Detente y piensa: ¿qué en este mundo puede compararse con la eternidad de completa alegría en la presencia de Dios? Los placeres temporales de este mundo son pequeños, frágiles y pasajeros. Prometen mucho, pero entregan poco. En cambio, el Señor cumple todo lo que promete y ofrece una felicidad que no se desgasta con el tiempo. Por eso, vale la pena renunciar a lo momentáneo por aquello que es eterno. Obedecer a Dios es el único camino que nos lleva a la verdadera realización. -Adaptado de Frances Cobbe. Hasta mañana, si el Señor nos lo permite.
Ora conmigo: Querido Dios, te agradezco por llamarme a vivir un amor sin reservas, un amor que entrega cada pensamiento, cada elección y cada deseo a Ti. Qué privilegio es poder amarte de verdad, no con palabras vacías, sino con una vida entera rendida a Tu voluntad. Y cuanto más te obedezco, más te amo, más te conozco y más me siento transformado por ese amor que sana y fortalece.
Padre mío, hoy te pido que me ayudes a renunciar a todo lo que me aleja de Ti. Muéstrame las áreas de mi vida donde aún resisto a Tu Ley, y dame valor para obedecer con sinceridad. Sé que las recompensas de la obediencia son inconmensurables: algunas ya las percibo aquí, pero la mayor de todas es el perdón que recibo en Jesús y la promesa de la vida eterna a Tu lado.

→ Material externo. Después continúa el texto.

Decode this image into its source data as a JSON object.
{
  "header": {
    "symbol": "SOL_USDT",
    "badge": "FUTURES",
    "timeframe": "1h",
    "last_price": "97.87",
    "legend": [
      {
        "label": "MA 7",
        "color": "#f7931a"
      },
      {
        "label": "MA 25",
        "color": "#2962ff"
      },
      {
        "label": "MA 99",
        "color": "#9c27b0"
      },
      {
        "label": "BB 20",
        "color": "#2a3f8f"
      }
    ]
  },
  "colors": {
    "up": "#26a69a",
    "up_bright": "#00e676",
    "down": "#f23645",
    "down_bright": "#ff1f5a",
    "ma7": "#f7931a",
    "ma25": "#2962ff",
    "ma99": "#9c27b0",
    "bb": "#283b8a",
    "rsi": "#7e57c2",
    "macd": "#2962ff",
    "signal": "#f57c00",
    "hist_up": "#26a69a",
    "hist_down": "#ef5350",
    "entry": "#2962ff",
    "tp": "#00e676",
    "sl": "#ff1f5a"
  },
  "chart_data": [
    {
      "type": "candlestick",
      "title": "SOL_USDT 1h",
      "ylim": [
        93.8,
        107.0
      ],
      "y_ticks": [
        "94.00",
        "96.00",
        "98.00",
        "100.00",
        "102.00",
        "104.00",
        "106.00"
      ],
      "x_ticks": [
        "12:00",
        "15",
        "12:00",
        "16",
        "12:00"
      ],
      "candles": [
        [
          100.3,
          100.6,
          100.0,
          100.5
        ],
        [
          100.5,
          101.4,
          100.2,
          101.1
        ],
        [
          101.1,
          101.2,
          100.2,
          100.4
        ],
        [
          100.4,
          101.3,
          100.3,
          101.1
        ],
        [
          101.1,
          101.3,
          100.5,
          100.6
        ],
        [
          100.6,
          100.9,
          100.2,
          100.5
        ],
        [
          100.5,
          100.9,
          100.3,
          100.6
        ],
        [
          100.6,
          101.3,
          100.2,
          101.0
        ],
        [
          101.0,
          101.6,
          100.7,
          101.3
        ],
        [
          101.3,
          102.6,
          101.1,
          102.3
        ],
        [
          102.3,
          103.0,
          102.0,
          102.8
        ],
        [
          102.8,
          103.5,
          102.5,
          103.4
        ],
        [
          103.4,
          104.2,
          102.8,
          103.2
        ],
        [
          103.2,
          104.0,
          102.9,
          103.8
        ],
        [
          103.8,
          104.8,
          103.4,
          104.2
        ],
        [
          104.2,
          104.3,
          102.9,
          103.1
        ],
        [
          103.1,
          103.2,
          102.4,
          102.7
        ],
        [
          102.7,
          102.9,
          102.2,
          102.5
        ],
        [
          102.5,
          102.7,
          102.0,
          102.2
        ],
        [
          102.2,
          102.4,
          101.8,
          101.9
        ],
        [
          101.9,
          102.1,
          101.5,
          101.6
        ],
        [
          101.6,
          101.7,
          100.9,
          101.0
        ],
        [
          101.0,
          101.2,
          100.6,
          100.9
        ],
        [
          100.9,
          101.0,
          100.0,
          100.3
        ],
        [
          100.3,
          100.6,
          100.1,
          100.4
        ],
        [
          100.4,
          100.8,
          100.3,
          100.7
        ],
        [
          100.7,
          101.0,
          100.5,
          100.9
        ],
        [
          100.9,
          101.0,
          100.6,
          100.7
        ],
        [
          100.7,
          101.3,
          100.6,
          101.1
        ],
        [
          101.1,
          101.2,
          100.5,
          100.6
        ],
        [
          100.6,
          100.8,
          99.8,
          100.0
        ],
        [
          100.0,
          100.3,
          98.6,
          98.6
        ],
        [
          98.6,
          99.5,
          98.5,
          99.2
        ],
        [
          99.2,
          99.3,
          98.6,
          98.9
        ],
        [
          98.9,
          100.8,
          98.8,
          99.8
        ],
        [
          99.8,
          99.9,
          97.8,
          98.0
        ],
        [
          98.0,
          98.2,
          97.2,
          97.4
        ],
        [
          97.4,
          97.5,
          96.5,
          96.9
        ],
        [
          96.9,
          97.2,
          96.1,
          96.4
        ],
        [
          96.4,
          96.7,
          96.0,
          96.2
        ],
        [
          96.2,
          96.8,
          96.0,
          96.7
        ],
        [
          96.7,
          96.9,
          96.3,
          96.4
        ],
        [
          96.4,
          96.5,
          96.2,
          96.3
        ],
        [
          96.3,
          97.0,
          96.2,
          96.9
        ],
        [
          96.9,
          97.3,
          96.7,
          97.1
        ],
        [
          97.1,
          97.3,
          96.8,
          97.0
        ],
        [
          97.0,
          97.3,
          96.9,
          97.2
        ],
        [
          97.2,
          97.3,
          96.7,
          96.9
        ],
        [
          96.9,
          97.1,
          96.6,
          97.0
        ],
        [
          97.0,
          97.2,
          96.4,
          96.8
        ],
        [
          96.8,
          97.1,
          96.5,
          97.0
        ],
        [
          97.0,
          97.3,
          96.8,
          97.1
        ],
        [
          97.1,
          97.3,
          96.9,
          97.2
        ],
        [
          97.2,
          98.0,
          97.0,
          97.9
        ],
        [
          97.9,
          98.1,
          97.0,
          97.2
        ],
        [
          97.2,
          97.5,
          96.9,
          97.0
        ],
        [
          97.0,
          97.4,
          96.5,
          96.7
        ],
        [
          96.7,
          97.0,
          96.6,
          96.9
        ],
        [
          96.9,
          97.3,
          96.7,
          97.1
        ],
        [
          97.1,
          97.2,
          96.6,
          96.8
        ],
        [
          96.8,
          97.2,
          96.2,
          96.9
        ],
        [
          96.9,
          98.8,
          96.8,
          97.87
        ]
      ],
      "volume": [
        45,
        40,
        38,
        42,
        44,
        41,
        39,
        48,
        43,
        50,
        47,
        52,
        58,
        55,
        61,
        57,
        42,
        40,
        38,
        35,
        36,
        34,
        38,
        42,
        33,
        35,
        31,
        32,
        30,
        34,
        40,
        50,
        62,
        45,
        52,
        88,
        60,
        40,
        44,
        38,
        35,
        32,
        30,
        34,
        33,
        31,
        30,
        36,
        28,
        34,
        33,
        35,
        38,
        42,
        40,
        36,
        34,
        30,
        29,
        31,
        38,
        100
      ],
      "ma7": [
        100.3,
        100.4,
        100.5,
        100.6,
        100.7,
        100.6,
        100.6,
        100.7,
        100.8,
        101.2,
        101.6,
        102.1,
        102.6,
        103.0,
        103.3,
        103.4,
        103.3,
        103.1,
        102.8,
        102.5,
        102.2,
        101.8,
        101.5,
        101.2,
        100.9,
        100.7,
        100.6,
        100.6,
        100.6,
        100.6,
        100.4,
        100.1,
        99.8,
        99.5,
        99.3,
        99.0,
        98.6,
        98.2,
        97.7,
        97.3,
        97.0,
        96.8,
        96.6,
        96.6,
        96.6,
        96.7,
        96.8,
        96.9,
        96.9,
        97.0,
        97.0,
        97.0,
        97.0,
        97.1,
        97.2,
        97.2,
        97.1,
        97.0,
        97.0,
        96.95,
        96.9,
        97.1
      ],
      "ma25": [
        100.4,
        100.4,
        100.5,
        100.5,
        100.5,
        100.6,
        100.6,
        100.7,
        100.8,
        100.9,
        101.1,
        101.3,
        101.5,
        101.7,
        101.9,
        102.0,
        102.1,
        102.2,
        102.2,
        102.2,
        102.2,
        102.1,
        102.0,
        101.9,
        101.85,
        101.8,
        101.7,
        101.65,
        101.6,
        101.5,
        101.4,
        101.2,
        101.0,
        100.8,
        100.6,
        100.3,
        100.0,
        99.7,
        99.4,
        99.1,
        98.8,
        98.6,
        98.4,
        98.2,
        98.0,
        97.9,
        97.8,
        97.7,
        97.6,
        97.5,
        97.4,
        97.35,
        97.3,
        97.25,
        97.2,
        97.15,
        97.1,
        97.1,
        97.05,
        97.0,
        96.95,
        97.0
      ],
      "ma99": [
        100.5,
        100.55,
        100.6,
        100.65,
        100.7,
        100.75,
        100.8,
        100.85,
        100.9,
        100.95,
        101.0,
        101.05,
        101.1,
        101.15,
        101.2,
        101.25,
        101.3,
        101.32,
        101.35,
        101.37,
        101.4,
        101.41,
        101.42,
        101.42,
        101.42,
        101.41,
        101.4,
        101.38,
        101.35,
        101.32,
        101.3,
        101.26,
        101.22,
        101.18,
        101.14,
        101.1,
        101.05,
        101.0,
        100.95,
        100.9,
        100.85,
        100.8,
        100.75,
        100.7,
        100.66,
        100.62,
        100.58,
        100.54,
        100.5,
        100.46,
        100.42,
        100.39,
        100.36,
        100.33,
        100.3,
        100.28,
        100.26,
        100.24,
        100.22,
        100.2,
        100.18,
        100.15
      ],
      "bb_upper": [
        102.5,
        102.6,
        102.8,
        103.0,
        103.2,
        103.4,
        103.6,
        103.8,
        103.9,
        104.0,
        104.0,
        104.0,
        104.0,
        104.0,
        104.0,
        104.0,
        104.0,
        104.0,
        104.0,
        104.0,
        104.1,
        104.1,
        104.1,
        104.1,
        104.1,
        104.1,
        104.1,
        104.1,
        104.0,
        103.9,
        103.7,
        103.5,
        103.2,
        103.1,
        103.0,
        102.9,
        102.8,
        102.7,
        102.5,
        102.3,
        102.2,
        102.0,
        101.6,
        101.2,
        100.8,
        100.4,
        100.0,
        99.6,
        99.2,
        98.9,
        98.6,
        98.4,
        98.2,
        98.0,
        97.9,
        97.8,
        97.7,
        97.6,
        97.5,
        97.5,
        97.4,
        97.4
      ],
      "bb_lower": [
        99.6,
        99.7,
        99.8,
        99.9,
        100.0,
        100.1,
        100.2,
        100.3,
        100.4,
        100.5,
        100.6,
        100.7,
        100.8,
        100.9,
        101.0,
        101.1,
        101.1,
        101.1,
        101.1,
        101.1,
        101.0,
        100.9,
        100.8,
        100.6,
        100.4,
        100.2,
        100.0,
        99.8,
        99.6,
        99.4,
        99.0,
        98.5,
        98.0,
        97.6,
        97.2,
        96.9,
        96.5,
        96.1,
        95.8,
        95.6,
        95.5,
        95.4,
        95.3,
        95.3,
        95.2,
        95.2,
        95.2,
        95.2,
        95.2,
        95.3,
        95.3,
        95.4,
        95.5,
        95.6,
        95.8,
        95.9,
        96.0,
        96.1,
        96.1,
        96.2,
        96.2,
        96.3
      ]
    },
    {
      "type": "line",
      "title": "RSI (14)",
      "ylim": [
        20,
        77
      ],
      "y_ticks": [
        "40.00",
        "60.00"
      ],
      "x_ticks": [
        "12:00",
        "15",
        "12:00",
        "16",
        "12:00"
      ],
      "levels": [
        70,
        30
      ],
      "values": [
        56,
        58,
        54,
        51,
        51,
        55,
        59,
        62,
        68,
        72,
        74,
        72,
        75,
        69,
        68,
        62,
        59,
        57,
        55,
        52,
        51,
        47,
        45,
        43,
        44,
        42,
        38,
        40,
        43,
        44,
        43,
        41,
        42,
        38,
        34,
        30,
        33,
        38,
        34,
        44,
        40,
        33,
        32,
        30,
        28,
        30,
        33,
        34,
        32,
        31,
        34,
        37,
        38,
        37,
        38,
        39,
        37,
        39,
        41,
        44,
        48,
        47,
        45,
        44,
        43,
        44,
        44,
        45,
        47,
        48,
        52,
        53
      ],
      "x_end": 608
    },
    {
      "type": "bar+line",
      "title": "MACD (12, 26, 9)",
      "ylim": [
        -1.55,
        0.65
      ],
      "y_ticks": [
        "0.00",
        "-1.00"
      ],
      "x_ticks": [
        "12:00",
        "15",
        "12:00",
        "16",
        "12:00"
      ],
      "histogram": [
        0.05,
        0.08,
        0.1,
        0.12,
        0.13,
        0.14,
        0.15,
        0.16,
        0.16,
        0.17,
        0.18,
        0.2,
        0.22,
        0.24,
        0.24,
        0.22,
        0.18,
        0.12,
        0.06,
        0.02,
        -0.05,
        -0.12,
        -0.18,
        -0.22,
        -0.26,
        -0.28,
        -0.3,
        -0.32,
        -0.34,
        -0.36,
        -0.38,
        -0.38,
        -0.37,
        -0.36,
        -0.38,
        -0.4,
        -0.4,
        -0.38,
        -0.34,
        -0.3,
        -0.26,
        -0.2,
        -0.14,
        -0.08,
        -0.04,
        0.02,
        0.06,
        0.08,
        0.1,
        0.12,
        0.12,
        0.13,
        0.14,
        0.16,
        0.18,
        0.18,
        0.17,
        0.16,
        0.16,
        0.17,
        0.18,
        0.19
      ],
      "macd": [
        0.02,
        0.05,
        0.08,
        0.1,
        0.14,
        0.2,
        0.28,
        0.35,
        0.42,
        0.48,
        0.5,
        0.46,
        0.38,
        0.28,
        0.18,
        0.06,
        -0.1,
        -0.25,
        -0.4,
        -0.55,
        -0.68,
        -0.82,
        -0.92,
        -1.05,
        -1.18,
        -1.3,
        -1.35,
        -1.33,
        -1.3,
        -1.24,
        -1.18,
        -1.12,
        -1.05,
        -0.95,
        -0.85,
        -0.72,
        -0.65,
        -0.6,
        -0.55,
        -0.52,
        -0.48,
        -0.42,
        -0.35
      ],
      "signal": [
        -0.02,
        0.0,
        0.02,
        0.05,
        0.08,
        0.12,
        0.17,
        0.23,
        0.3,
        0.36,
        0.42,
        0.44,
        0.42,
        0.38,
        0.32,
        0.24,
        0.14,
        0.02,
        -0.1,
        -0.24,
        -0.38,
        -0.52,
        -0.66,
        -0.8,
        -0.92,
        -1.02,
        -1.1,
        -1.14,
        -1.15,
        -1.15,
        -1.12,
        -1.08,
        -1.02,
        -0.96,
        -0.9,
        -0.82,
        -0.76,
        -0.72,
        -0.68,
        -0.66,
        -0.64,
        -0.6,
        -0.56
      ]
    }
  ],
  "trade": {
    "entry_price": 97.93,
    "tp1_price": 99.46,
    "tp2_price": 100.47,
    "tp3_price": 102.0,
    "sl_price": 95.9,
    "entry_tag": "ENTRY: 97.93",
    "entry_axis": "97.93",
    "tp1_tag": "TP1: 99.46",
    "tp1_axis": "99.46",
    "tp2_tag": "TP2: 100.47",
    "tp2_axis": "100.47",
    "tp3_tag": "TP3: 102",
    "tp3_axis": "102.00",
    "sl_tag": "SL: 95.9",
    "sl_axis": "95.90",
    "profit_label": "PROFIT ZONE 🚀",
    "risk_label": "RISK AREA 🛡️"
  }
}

Oh, Santísimo Dios, te adoro y te alabo porque solo Tú ofreces una alegría que no se desgasta y una paz que no se quiebra. Tu amado Hijo es mi eterno Príncipe y Salvador. Tu poderosa Ley es como un camino luminoso que conduce el alma cansada hasta el trono de la misericordia. Tus mandamientos son como semillas de vida plantadas en el corazón, produciendo frutos eternos de paz, fidelidad y esperanza. Oro en el precioso nombre de Jesús, amén.